Once again we are close to seeing another year out. For me it was a quiet one as far as fishing goes. Business and family commitments have largely kept me off the water, however things will be different throughout 2010!

In Noosa there are options aplenty to explore over the holiday period and right through next year. My favourite target in this area is the indomitable mangrove jack. They are caught offshore, around structure in the lower reaches of any estuary, further upstream along snaggy banks and around rock bars, and right up into the very upper reaches of the smallest of creeks, even into the fresh water.

Jacks are a mean and toothy ambush hunter and as such they are best targeted near structure. Whilst they will venture out to hunt during periods of low light, they will spend the majority of the day under a log, behind a rock or deep in a shadowy enclave of mangrove roots.

These nasty fish will belt a lure or live offering on the turn and before you even register a hit the fish and your offering are already half way back to the lair. Assuming there are oysters and other line destroying objects associated with the underwater structure the battle is already over.

Even in mid water these dirty fighters will often head to structure immediately upon hook-up to rid themselves of the offending lure or hook. I have even known jacks to swim through a crab pot cleverly leaving the lure on the inside and the angler dumbstruck.

Live baiting is a great way to catch jacks and all manner of by-catch along the way. The first task is to collect the livies and a cast net is a great way to do this. Shallow water is the best bet and it generally doesn’t take too long to collect a few herring, mullet and whiting. Make sure the whiting you use as bait are either unregulated or of legal size.

The second part of the equation is structure. Almost anything will do, however most anglers prefer a fallen tree or similar snag that will provide lots of shade on a sunny day and plenty of ambush points. It is a good idea to tie up to a riverside tree and anchor mid stream so the boat is side on to the snag. This allows easy access to the structure from anywhere in the boat.

It can complicate things though if a big jack goes berserk, as they sometimes tend to do, and collects anchor ropes along the way. I have had jacks run back and forth, under and around boats in a frantic, erratic effort to rid themselves of a treble hook. In many cases they succeed.

A good landing net is a must as is a torch or two and of course a good way to keep your live baits in good condition. Lip grippers are also a handy tool as a landed jack will try to bite fingers that get to close and let me tell you the buggers hurt when they latch on!

Other species that can be successfully targeted in the summer months are flathead, bream and whiting along with tasty mud crabs.

Flathead will be widespread and midway through their annual spawning run. This means there will be plenty of large female fish in the river with lots of willing males nearby. Most caring anglers release flatties longer than 60cm to assist with natural recruitment, despite current regulations stating duskies between 40-75cm are in the legal limits to keep. Dusky or mud flathead are by far the most commonly caught flathead sub species in this area.

Trollers sometimes do well when chasing flathead. They will often use bibbed minnow lures that run very close to the bottom structure and trolling the run-out tide is more productive than other phases.

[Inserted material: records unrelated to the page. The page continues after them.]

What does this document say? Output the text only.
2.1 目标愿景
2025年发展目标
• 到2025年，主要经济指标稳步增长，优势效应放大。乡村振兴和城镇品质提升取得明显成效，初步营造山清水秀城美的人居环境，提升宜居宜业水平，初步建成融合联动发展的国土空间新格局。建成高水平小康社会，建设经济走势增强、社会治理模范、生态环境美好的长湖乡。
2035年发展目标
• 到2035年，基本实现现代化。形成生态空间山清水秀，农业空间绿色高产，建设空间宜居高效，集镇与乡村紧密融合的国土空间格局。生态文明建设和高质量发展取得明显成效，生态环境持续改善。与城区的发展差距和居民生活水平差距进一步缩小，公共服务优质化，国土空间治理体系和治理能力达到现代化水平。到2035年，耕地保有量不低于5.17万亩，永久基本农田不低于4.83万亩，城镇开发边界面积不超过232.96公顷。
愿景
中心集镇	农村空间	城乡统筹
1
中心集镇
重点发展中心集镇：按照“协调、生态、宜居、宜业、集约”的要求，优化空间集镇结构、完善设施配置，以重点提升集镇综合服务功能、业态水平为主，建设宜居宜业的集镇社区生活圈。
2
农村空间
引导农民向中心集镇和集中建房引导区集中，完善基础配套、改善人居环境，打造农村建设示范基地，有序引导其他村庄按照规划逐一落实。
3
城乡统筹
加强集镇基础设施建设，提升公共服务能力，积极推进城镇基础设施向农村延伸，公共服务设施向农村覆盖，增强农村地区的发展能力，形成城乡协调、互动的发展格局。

Drifting with live bait, pilchard halves or smaller frogmouth pillies can also work a treat and allow you to cover plenty of territory.

Bream and whiting are prevalent throughout the system. Good places to try are the Frying Pan area and just before the ferry crossing as you make your way upstream.

Offshore there are also options galore. There are plenty of reefs close by such as Halls and Little Halls, North and Sunshine, Chardons and Jew Shoal. All are worth trolling at this time of year for the early run of tuna and mackerel. Have a spin stick at the ready pre-rigged with a slug as boiling schools of tuna are often encountered from December onwards.

Bottom bashers could do a lot worse than trying any of these reefs with snapper, sweetlip, Moses perch, Maori cod, pearl perch and plenty of other surprises on offer. If you struggle to catch a feed go out with a charter boat and pick up a few hints. Guides are an excellent way to learn local knowledge and it’s a good idea to go out with a guide at the beginning of your stay rather than at the end in desperation. That way you can use your newly won knowledge during the rest of your stay.

Options a little further afield include bass up at lakes Macdonald and Borumba, and of course the barramundi impoundments to the north starting with Lenthals near Maryborough and Monduran and Awoonga further up the highway.

Please observe speed limits on the Noosa River and avoid becoming a statistic. The Boating and Fisheries Patrol are busy in this area and will issue fines for speeding, incorrect safety gear, expired flares and no life jackets, as well as non-compliance of the fishing regulations.

Drop into a tackle store for info on what’s biting and where, grab some bait, a yabby pump or a cast net, arm yourself with the latest brochure detailing rules and regulations and get out there and have some safe on water fun.

While in the Noosa district you will see fishing line disposal points. These are designed for exactly that, not all manner of rubbish. Please use these facilities thoughtfully and please dispose of used bait bags in a rubbish bin, not the river. Discarded line can be very damaging to the environment, and to birds in particular, so please do the right thing.

Lastly, many thanks to all of those great people who contribute to this column throughout the year. Merry Christmas!